“What am I going to do? I’ll be marked for Rêv Conditioning for sure. It’s illicit dreaming. A 0180 infraction with repeat modifiers.”
“What are you talking about, Jeff?”
“I’ve been dreaming about Shay – a woman that I work with.”
“Multiple occasions?”
“Three times now. The first time I dreamt that she pulled open her blouse to show me her new bra, but I recognized it as one of my ex-wife’s brassieres.”
“That is strange. And the second?”
“We – Shay and I – were at a museum together when her husband showed up to accuse me of having an affair with her. In the dream she defended me, saying that it wasn’t true – even though she knew, in the dream, I did in fact want to have an affair with her.”
“And the third?”
“The third was just the opposite. She was cold me, refused to speak to me or to look at me. And when I asked if I’d offended her in some way she said ‘Nothing.’”
“She wouldn’t answer you?”
“No. I asked if I’d offended her and she answered only with the word ‘Nothing.’”
“It sounds as if you’re right to be concerned about the Dream Police.”
Agents of the Imperial Dream Police smear a thin layer of ectoplasm over their naked bodies which acts as both an aphrodisiac gel and as an infiltration serum.
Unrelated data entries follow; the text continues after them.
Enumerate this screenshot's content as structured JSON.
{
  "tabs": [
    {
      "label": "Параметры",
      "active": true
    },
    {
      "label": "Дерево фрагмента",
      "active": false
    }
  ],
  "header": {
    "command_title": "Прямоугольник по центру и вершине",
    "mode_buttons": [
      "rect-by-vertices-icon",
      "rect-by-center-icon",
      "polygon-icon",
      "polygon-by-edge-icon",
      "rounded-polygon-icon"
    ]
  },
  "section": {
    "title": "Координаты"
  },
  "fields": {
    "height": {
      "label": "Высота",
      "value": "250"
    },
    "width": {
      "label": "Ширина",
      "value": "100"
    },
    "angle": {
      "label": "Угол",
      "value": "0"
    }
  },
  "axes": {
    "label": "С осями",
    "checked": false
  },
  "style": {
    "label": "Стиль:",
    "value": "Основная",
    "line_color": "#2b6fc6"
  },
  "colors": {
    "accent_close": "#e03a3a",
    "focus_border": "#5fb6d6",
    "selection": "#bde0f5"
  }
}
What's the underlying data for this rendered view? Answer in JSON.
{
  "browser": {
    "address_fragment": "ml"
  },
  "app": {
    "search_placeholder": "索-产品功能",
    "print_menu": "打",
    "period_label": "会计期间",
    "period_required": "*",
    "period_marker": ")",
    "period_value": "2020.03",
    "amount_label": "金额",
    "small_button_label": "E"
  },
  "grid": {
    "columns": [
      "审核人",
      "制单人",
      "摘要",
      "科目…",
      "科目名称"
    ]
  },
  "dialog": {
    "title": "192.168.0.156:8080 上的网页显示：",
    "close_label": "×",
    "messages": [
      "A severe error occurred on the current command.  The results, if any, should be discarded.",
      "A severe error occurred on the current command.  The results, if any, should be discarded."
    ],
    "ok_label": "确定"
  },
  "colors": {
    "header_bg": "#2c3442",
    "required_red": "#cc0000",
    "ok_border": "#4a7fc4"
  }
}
This, along with the nictitating membranes that cover their eyes, allows them to slip into the unconscious sights and sounds of your sleep and dreams. And the sodium thiopental they secrete from their pores allows them to see through the absurdities of the dream and to know the truth of your reveries. They are weird figures dressed in white suits and dark-faced transparent helmets, communicating in grunts, clicks, and whistles.
Dreams are great magicians, conjuring up fully formed and vanishing locomotives on their way to purgatory, poisoned uteruses, and piles of eggs stacked in the corner of the room.
It all seems rather obvious in the light of the new morning, I suppose. Hardly even worth writing about. But if we accept the interpretive principle that we are each individual within our dreams, these rather commonplace dreams might become somewhat more revelatory. I don’t know what to think about that. I don’t know if I want to think about that. There’s too much bleeding in the Red Zone City to worry about a nightmare of knives and ex-wives.
There will be no telephone apologies, only bad dreams. And I cannot worry about the Dream Police right now. Politicians may be able to get away with that sort of lack of concern – and not just in dreams, in waking life too. But me? Not so much. The Dream Police don’t care what the dreams mean. Symbols are arbitrary. Signifier and signified are both fluid- there’s no enduring link between the two. Meaning is irrelevant to their procedures. There’s too much else going on.
And the Dream Police are jealous of their magic.